Even his last visit to Chittoor district — which never materialized as the helicopter in which he was traveling crashed Wednesday morning in bad weather — was to launch another innovative mass contact program to know the people's problems.

Grief swept through India's southern state of Andhra Pradesh and much of the country with the tragic death of Chief Minister Y.S. Rajasekhara Reddy, a dynamic politician who was killed when his helicopter exploded in the dark rain clouds over a deep forest a day earlier.

The ruling Congress' charismatic leader left home for Chittoor, 600 km away, for a mass contact program in a remote village Wednesday morning and never returned. On Thursday, almost 24 hours later, the mutilated remains of his body and four others who were with him on the Bell helicopter were found on a hilltop in the dense Nallamalla forests in Kurnool, about 200 km from here.

In one of the biggest searches mounted in the country, helicopters, remote sensing unmanned aerial vehicles and even barefoot villagers hunted in pouring rain for a whole day and night in the forested hinterland for the wreckage, which was finally located about 40 nautical miles east of Kurnool town.

The helicopter had broken into several parts and the bodies had been charred, a somber Home Minister P. Chidambaram said in Delhi while making the official pronouncement of the death of the 60-year-old leader.

Para commandos had to rappel down slippery slopes to retrieve the bodies, some who could only be recognized by the clothes they wore.

"It appears that because of inclement weather and to avoid cloud formation, the pilot had taken a detour from the preliminary inquiry… it appeared the chopper went and hit the cliff of a hillock," added state Chief Secretary P. Ramakant Reddy.

With YSR, who this May steered the Congress to a second stint in power, was his special secretary P. Subrahmanyam, his chief security officer A.S.C. Wesley and the two pilots of the ill-fated helicopter — Group Captain S.K. Bhatia and Captain M.S. Reddy.

There was shock, disbelief and tears in Andhra Pradesh as the late chief minister's body reached Hyderabad in the evening and crowds milled around trying to come to terms with the enormity of the tragedy.

"He is my god. I can't believe that he is no more," said an inconsolable Congress worker.

Many towns and villages in the state virtually shut down in grief as the news spread.

The silence that fell over the state was punctuated by muffled sobs and wails of hundreds of people who rushed to the popular chief minister's camp office, the state secretariat and the party headquarters.

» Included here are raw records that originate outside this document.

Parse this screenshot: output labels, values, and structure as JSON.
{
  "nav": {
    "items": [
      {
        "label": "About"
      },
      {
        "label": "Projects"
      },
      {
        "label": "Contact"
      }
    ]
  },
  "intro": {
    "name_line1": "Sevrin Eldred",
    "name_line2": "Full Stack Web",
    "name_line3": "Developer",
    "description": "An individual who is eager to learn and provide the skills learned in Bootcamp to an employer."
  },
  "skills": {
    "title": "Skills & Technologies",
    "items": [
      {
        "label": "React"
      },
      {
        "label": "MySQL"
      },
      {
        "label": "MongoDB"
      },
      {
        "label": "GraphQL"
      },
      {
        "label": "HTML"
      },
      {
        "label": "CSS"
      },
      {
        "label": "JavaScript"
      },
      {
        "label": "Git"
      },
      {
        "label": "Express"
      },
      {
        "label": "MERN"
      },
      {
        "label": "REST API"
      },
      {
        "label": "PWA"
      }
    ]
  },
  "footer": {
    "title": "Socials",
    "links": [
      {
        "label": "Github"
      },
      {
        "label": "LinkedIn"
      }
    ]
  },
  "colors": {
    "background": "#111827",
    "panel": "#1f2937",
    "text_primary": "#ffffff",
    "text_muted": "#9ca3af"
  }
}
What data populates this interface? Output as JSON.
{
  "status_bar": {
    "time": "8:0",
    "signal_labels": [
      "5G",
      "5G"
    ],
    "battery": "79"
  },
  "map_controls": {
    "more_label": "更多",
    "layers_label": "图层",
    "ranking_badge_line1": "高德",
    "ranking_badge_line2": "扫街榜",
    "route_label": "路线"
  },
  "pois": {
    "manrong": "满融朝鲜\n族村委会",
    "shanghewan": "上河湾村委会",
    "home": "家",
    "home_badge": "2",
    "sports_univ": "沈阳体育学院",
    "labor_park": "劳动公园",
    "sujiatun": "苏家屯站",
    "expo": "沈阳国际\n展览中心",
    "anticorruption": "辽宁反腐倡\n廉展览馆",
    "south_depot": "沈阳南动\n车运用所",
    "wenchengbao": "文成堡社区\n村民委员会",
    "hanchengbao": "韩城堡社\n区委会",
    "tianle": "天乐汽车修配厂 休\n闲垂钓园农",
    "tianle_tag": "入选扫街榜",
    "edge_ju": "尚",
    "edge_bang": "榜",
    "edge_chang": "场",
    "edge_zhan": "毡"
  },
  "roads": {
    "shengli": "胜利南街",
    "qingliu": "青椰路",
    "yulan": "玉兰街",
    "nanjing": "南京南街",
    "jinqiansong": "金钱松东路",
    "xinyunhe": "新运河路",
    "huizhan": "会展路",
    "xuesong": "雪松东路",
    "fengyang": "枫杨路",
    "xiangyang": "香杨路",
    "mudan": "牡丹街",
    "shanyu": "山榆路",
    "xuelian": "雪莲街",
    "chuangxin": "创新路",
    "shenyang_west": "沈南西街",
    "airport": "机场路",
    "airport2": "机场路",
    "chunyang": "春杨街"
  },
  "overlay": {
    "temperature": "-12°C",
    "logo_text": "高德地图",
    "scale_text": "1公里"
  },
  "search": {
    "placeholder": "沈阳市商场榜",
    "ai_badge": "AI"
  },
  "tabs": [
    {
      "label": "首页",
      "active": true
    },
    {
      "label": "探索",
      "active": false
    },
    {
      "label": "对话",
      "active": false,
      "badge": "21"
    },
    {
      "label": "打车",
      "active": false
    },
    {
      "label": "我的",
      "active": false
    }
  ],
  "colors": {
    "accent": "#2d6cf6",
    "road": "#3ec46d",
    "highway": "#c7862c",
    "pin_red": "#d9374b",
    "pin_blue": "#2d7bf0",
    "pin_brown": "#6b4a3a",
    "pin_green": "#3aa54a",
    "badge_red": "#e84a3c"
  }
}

In the rest of the country, viewers sat in front of their television sets watching the unfolding of the tragedy that had left the state and the ruling Congress in a political vacuum.

The news stunned the Congress that lost the leader who had helped strengthen its foothold in the vital south.

Calling YSR an "ideal chief minister who was a role model for other states", the prime minister said he had lost "a valued colleague on whom I depended for support and ideas."

A deeply moved Sonia Gandhi said it "is a huge loss for the party, it is a loss for all of us, his colleagues, for the state of Andhra Pradesh and the country".

Tributes poured in from all quarters, including from the opposition Bharatiya Janata Party (BJP) that also lowered its flags in mourning.

Finance Minister K. Rosaiah has taken over as caretaker chief minister.

YSR is survived by his wife Vijayalaxmi, MP son Y.S. Jaganmohan Reddy and daughter Sharmila.